It really sounds like you are using food for a sense of comfort and safety. You eat when you are angry or depressed. You are not alone - this is probably the most common coping device that people rely on to get through rough patches.
It is important to know that sugar and starches (and chocolate) are ‘drugs’ to the brain, as they can significantly alter or moderate mood. Comfort food provides comfort. This is a neurochemical process that mimics the effects, even the high of other drugs. All these substances, i.e., food, alcohol, nicotine, enter the body and ultimately degrade to the same neurochemistry that is common to all pleasure, and all addiction. On the neurochemical level, you are eating so that the food will work like an antidepressant or like a drug or alcohol. If you eat too much food, you will get a 'high' and feel better, but then you will also experience the crash afterwards. Hence you likely get quite depressed after a binge of eating; see it as a hangover just like the alcoholic hangover for a drinker. This is what you have experienced.
Since you have found that when you have tried to stop, it is possible that you may have an underlying food addiction. Sugar and chocolate are both very addictive to some people. If this is the case, then the solution to stopping your eating pattern will be different than if you are simply using food to soothe your emotional distress on occasion. See if these questions apply to you?
1. Have you ever wanted to stop eating and found you just couldn’t?
2. Do you think about food or your weight constantly?
3. Do you find yourself attempting one diet or food plan after another, with no lasting success?
4. Do you binge and then “get rid of the binge” through vomiting, exercise, laxatives, or other forms of purging?
5. Do you eat differently in private than you do in front of other people?
6. Has a doctor or family member ever approached you with concern about you're eating habits or weight?
7. Do you eat large quantities of food at one time (binge)?
8. Is your weight problem due to you're “nibbling” all day long?
9. Do you eat to escape from your feelings?
10. Do you eat when you’re not hungry?
11. Have you ever discarded food, only to retrieve and eat it later?
12. Do you eat in secret?
13. Do you fast or severely restrict your food intake?
14. Have you ever stolen other people’s food?
15. Have you ever hidden food to make sure you have “enough?”
16. Do you feel driven to exercise excessively to control your weight?
17. Do you obsessively calculate the calories you’ve burned against the calories you’ve eaten?
18. Do you frequently feel guilty or ashamed about what you’ve eaten?
19. Are you waiting for your life to begin “when you lose the weight?”
20. Do you feel hopeless about your relationship with food?
Copyright © 2000-2010 Food Addicts in Recovery Anonymous
If you are a food addict, you may be happy to know that there is a solution.

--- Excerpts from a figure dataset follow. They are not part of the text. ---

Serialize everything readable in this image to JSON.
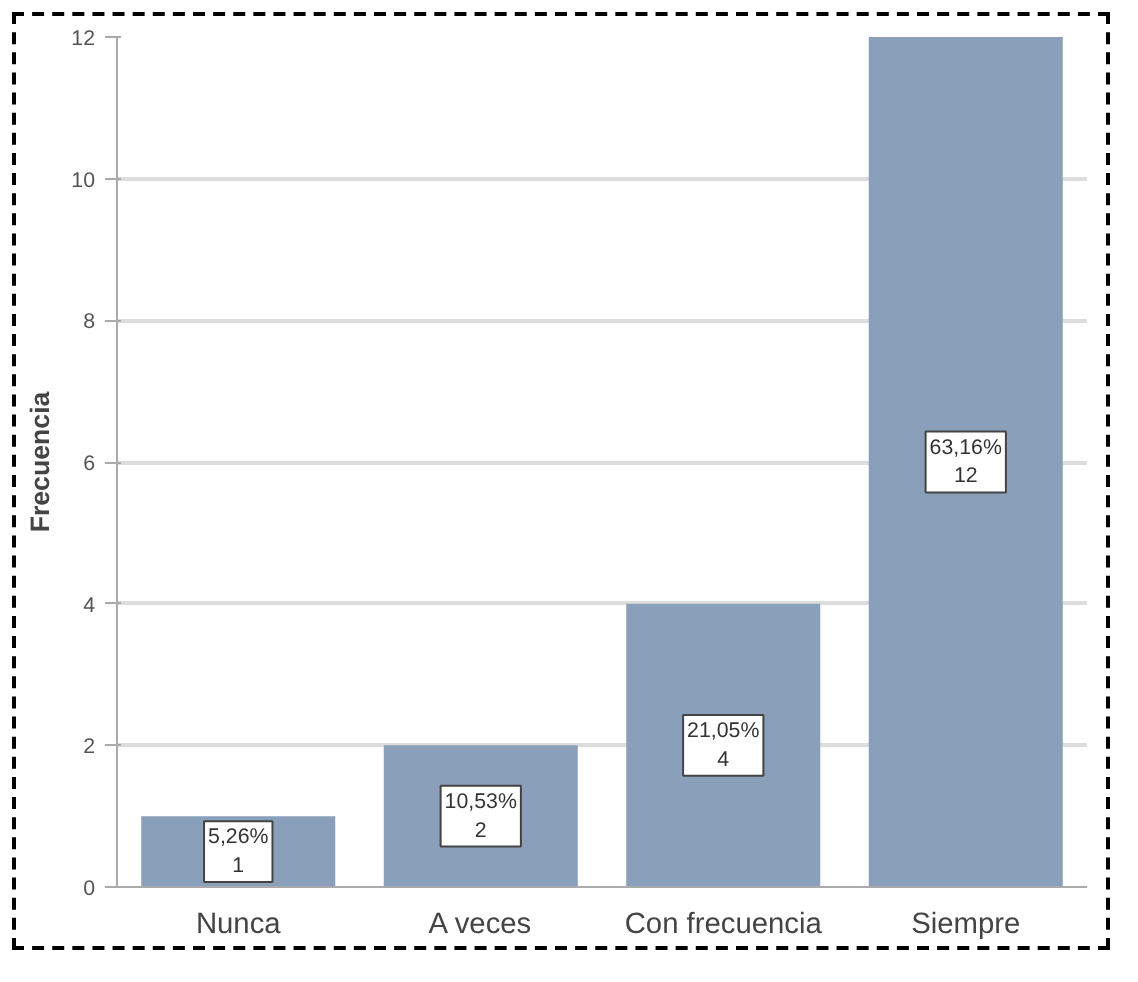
{
  "chart_data": {
    "type": "bar",
    "ylabel": "Frecuencia",
    "categories": [
      "Nunca",
      "A veces",
      "Con frecuencia",
      "Siempre"
    ],
    "values": [
      1,
      2,
      4,
      12
    ],
    "value_labels": [
      "5,26%\n1",
      "10,53%\n2",
      "21,05%\n4",
      "63,16%\n12"
    ],
    "color": "#8a9fba",
    "ylim": [
      0,
      12
    ],
    "yticks": [
      0,
      2,
      4,
      6,
      8,
      10,
      12
    ],
    "grid": "y"
  }
}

It is a simple solution but it is not easy.
How to help yourself is to deal with the obsession to eat the tempting comfort foods when upset. You will need to identify the triggering foods – As I said, sugar and chocolate are probably the most addictive food substances there are. Most of us struggle with sugar cravings at various points in our lives, but for food addicts, it is an all consuming daily struggle (especially when we are upset) that we always loose if we keep eating sugar. Remember: sugar = comfort = depression = cravings for more sugar or other similar foods.

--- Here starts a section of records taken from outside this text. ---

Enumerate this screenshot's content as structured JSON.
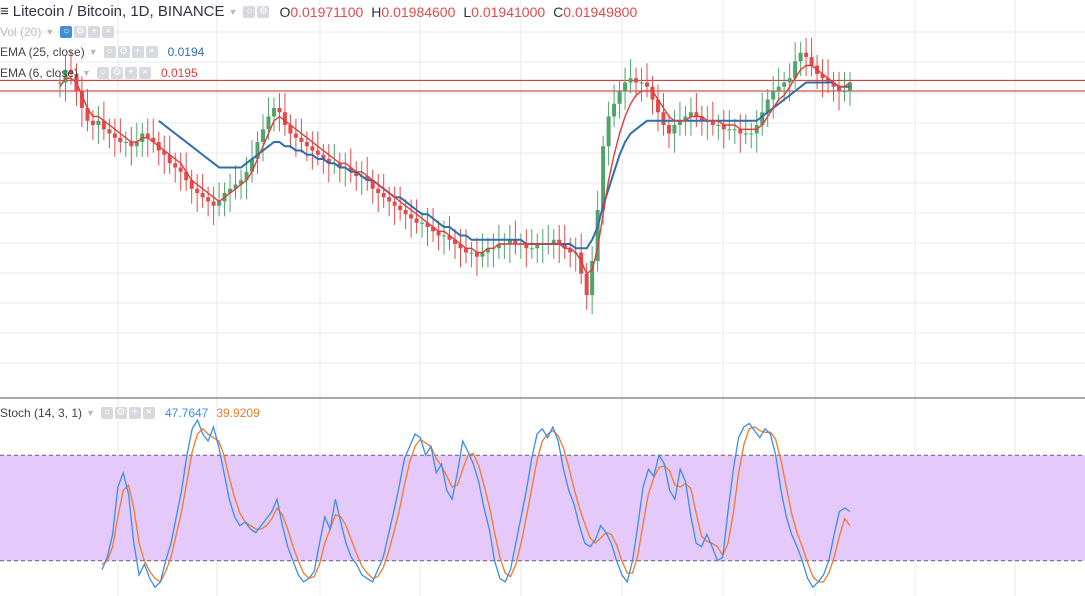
{
  "header": {
    "symbol_label": "Litecoin / Bitcoin, 1D, BINANCE",
    "ohlc": [
      {
        "key": "O",
        "value": "0.01971100"
      },
      {
        "key": "H",
        "value": "0.01984600"
      },
      {
        "key": "L",
        "value": "0.01941000"
      },
      {
        "key": "C",
        "value": "0.01949800"
      }
    ]
  },
  "indicators": {
    "vol": {
      "label": "Vol (20)"
    },
    "ema25": {
      "label": "EMA (25, close)",
      "value": "0.0194",
      "color": "#2f6ea8"
    },
    "ema6": {
      "label": "EMA (6, close)",
      "value": "0.0195",
      "color": "#e03b3b"
    }
  },
  "stoch": {
    "label": "Stoch (14, 3, 1)",
    "k_value": "47.7647",
    "d_value": "39.9209",
    "k_color": "#3a8ee6",
    "d_color": "#f07a2a",
    "band_color": "#e6c9fb",
    "upper_level": 80,
    "lower_level": 20
  },
  "colors": {
    "up": "#52a36b",
    "down": "#e24b4b",
    "grid": "#e6eaf0",
    "hline": "#c62828"
  },
  "chart_data": [
    {
      "type": "candlestick",
      "title": "Litecoin / Bitcoin, 1D, BINANCE",
      "y_range_estimate": [
        0.0125,
        0.0205
      ],
      "horizontal_lines": [
        0.01955,
        0.0193
      ],
      "close": [
        0.0195,
        0.0198,
        0.0197,
        0.0193,
        0.0189,
        0.0186,
        0.0185,
        0.0186,
        0.0184,
        0.0183,
        0.0182,
        0.0181,
        0.0181,
        0.018,
        0.0181,
        0.0183,
        0.0182,
        0.0181,
        0.0179,
        0.0178,
        0.0176,
        0.0175,
        0.0174,
        0.0172,
        0.017,
        0.0169,
        0.0168,
        0.0167,
        0.0166,
        0.0167,
        0.0169,
        0.017,
        0.0171,
        0.0172,
        0.0174,
        0.0177,
        0.0181,
        0.0184,
        0.0187,
        0.0189,
        0.0188,
        0.0185,
        0.0183,
        0.0182,
        0.0181,
        0.018,
        0.0179,
        0.0178,
        0.0177,
        0.0176,
        0.0176,
        0.0175,
        0.0175,
        0.0174,
        0.0173,
        0.0173,
        0.0172,
        0.017,
        0.0169,
        0.0168,
        0.0167,
        0.0166,
        0.0165,
        0.0164,
        0.0163,
        0.0162,
        0.0162,
        0.0161,
        0.016,
        0.0159,
        0.0159,
        0.0158,
        0.0157,
        0.0156,
        0.0155,
        0.0155,
        0.0154,
        0.0155,
        0.0156,
        0.0156,
        0.0157,
        0.0157,
        0.0158,
        0.0157,
        0.0157,
        0.0156,
        0.0156,
        0.0157,
        0.0157,
        0.0157,
        0.0158,
        0.0157,
        0.0156,
        0.0155,
        0.0155,
        0.015,
        0.0145,
        0.0153,
        0.0165,
        0.018,
        0.0187,
        0.019,
        0.0193,
        0.0195,
        0.0196,
        0.0195,
        0.0195,
        0.0194,
        0.0191,
        0.0188,
        0.0185,
        0.0183,
        0.0185,
        0.0186,
        0.0187,
        0.0188,
        0.0187,
        0.0186,
        0.0186,
        0.0185,
        0.0185,
        0.0184,
        0.0184,
        0.0184,
        0.0183,
        0.0183,
        0.0183,
        0.0185,
        0.0188,
        0.0191,
        0.0193,
        0.0194,
        0.0195,
        0.0196,
        0.02,
        0.0202,
        0.0201,
        0.0199,
        0.0197,
        0.0196,
        0.0195,
        0.0194,
        0.0193,
        0.0193,
        0.0195
      ],
      "ema_25": [
        null,
        null,
        null,
        null,
        null,
        null,
        null,
        null,
        null,
        null,
        null,
        null,
        null,
        null,
        null,
        null,
        null,
        null,
        0.0186,
        0.0185,
        0.0184,
        0.0183,
        0.0182,
        0.0181,
        0.018,
        0.0179,
        0.0178,
        0.0177,
        0.0176,
        0.0175,
        0.0175,
        0.0175,
        0.0175,
        0.0175,
        0.0176,
        0.0177,
        0.0178,
        0.0179,
        0.018,
        0.0181,
        0.0181,
        0.018,
        0.018,
        0.0179,
        0.0179,
        0.0178,
        0.0178,
        0.0177,
        0.0177,
        0.0176,
        0.0176,
        0.0175,
        0.0175,
        0.0174,
        0.0174,
        0.0173,
        0.0172,
        0.0172,
        0.0171,
        0.017,
        0.0169,
        0.0168,
        0.0168,
        0.0167,
        0.0166,
        0.0165,
        0.0164,
        0.0164,
        0.0163,
        0.0162,
        0.0161,
        0.0161,
        0.016,
        0.0159,
        0.0159,
        0.0158,
        0.0158,
        0.0158,
        0.0158,
        0.0158,
        0.0158,
        0.0158,
        0.0158,
        0.0158,
        0.0158,
        0.0157,
        0.0157,
        0.0157,
        0.0157,
        0.0157,
        0.0157,
        0.0157,
        0.0157,
        0.0157,
        0.0156,
        0.0156,
        0.0156,
        0.0158,
        0.0161,
        0.0166,
        0.017,
        0.0174,
        0.0178,
        0.0181,
        0.0183,
        0.0184,
        0.0185,
        0.0186,
        0.0186,
        0.0186,
        0.0186,
        0.0186,
        0.0186,
        0.0186,
        0.0186,
        0.0186,
        0.0186,
        0.0186,
        0.0186,
        0.0186,
        0.0186,
        0.0186,
        0.0186,
        0.0186,
        0.0186,
        0.0186,
        0.0186,
        0.0186,
        0.0187,
        0.0188,
        0.0189,
        0.019,
        0.0191,
        0.0192,
        0.0193,
        0.0194,
        0.0195,
        0.0195,
        0.0195,
        0.0195,
        0.0195,
        0.0195,
        0.0194,
        0.0194,
        0.0194
      ],
      "ema_6": [
        0.0194,
        0.0196,
        0.0196,
        0.0195,
        0.0192,
        0.0189,
        0.0187,
        0.0187,
        0.0186,
        0.0185,
        0.0184,
        0.0183,
        0.0182,
        0.0181,
        0.0181,
        0.0182,
        0.0182,
        0.0181,
        0.018,
        0.0179,
        0.0178,
        0.0177,
        0.0176,
        0.0174,
        0.0172,
        0.0171,
        0.017,
        0.0169,
        0.0168,
        0.0167,
        0.0168,
        0.0169,
        0.017,
        0.0171,
        0.0172,
        0.0174,
        0.0177,
        0.018,
        0.0183,
        0.0186,
        0.0187,
        0.0186,
        0.0185,
        0.0184,
        0.0183,
        0.0182,
        0.0181,
        0.018,
        0.0179,
        0.0178,
        0.0177,
        0.0176,
        0.0176,
        0.0175,
        0.0174,
        0.0174,
        0.0173,
        0.0172,
        0.0171,
        0.017,
        0.0169,
        0.0168,
        0.0167,
        0.0166,
        0.0165,
        0.0164,
        0.0163,
        0.0162,
        0.0161,
        0.016,
        0.016,
        0.0159,
        0.0158,
        0.0157,
        0.0156,
        0.0156,
        0.0155,
        0.0155,
        0.0156,
        0.0156,
        0.0157,
        0.0157,
        0.0157,
        0.0157,
        0.0157,
        0.0157,
        0.0157,
        0.0157,
        0.0157,
        0.0157,
        0.0157,
        0.0157,
        0.0156,
        0.0156,
        0.0155,
        0.0153,
        0.015,
        0.0151,
        0.0156,
        0.0164,
        0.0172,
        0.0178,
        0.0183,
        0.0187,
        0.019,
        0.0192,
        0.0193,
        0.0193,
        0.0193,
        0.0191,
        0.0189,
        0.0187,
        0.0186,
        0.0186,
        0.0186,
        0.0187,
        0.0187,
        0.0187,
        0.0186,
        0.0186,
        0.0186,
        0.0185,
        0.0185,
        0.0185,
        0.0184,
        0.0184,
        0.0184,
        0.0184,
        0.0185,
        0.0187,
        0.0189,
        0.0191,
        0.0192,
        0.0194,
        0.0196,
        0.0198,
        0.0199,
        0.0199,
        0.0198,
        0.0197,
        0.0196,
        0.0195,
        0.0194,
        0.0194,
        0.0195
      ]
    },
    {
      "type": "line",
      "title": "Stoch (14, 3, 1)",
      "ylim": [
        0,
        100
      ],
      "series": [
        {
          "name": "%K",
          "values": [
            15,
            22,
            35,
            62,
            70,
            58,
            30,
            12,
            18,
            10,
            5,
            8,
            20,
            30,
            45,
            60,
            80,
            95,
            100,
            92,
            88,
            96,
            85,
            70,
            55,
            45,
            40,
            42,
            38,
            36,
            40,
            44,
            48,
            55,
            40,
            28,
            20,
            12,
            8,
            10,
            14,
            30,
            45,
            38,
            55,
            42,
            30,
            22,
            18,
            12,
            10,
            8,
            15,
            22,
            35,
            48,
            62,
            78,
            85,
            92,
            90,
            80,
            85,
            70,
            75,
            60,
            55,
            70,
            88,
            82,
            75,
            65,
            50,
            38,
            20,
            10,
            8,
            15,
            30,
            45,
            60,
            78,
            92,
            95,
            90,
            96,
            88,
            72,
            60,
            52,
            40,
            30,
            28,
            32,
            40,
            36,
            30,
            20,
            12,
            8,
            20,
            40,
            62,
            72,
            68,
            80,
            75,
            60,
            55,
            72,
            65,
            45,
            30,
            28,
            35,
            28,
            20,
            22,
            48,
            72,
            90,
            96,
            98,
            94,
            90,
            95,
            92,
            80,
            60,
            45,
            35,
            28,
            20,
            10,
            5,
            8,
            12,
            20,
            35,
            48,
            50,
            48
          ]
        },
        {
          "name": "%D",
          "values": [
            18,
            20,
            28,
            45,
            60,
            63,
            50,
            30,
            20,
            14,
            10,
            8,
            14,
            22,
            35,
            48,
            65,
            82,
            92,
            95,
            92,
            90,
            88,
            80,
            67,
            56,
            47,
            42,
            40,
            38,
            38,
            40,
            44,
            50,
            46,
            38,
            28,
            20,
            13,
            10,
            11,
            18,
            30,
            38,
            46,
            45,
            40,
            32,
            24,
            17,
            13,
            10,
            11,
            16,
            25,
            36,
            48,
            63,
            76,
            85,
            89,
            87,
            85,
            78,
            74,
            68,
            62,
            63,
            72,
            80,
            81,
            74,
            63,
            51,
            36,
            22,
            13,
            11,
            18,
            30,
            45,
            61,
            77,
            88,
            92,
            94,
            91,
            84,
            73,
            61,
            50,
            41,
            33,
            30,
            33,
            36,
            35,
            29,
            20,
            13,
            13,
            23,
            41,
            58,
            67,
            73,
            74,
            71,
            63,
            62,
            64,
            61,
            47,
            34,
            31,
            30,
            28,
            23,
            30,
            47,
            70,
            86,
            95,
            96,
            94,
            93,
            93,
            89,
            77,
            62,
            47,
            36,
            28,
            19,
            11,
            8,
            8,
            13,
            22,
            34,
            44,
            40
          ]
        }
      ]
    }
  ]
}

Probably the only way that you can deal with the cravings for sugar is to STOP eating sugar completely. And you will have to stop eating refined flours, like breads, pastas, potatoes; these are all metabolized to become sugar within minutes.

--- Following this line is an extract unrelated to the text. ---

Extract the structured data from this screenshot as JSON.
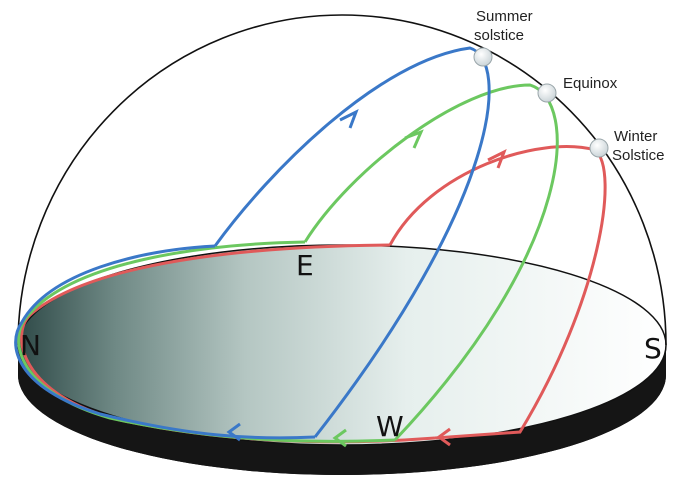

This may seem difficult to do at first. It is a 'one day at a time' venture. At first, you need to know that you will very likely feel withdrawal: this will feel like increased cravings, agitation, irritability, and depression. You will probably find yourself giving in when you are hungry, angry, tired. These are the times that people relapse the most, as with any drug addiction.
The good news is that it only takes about three weeks for cravings to start to subside IF you stop eating junk food completely. Your mood will probably improve as well - and then the normal upsets of the day will not appear so difficult to manage. You might be able to stand up to them without the need for 'comfort'. A food addict struggles with moods that are exaggerated because of the drug (sugar, starches) in their system.
You might find that you can 'get away' with eating junk food once in a while - IF you are simply an emotional eater. But if you find that you simply keep relapsing back to your depression and junk food fix, then you will have to stop completely. You can no longer 'cheat,' even once in a while. That will only magnify the cravings for your tempting foods.
There are 12 step support groups like Overeaters Anonymous and Food Addiction in Recovery Anonymous – full of people who can support you in this new way of life.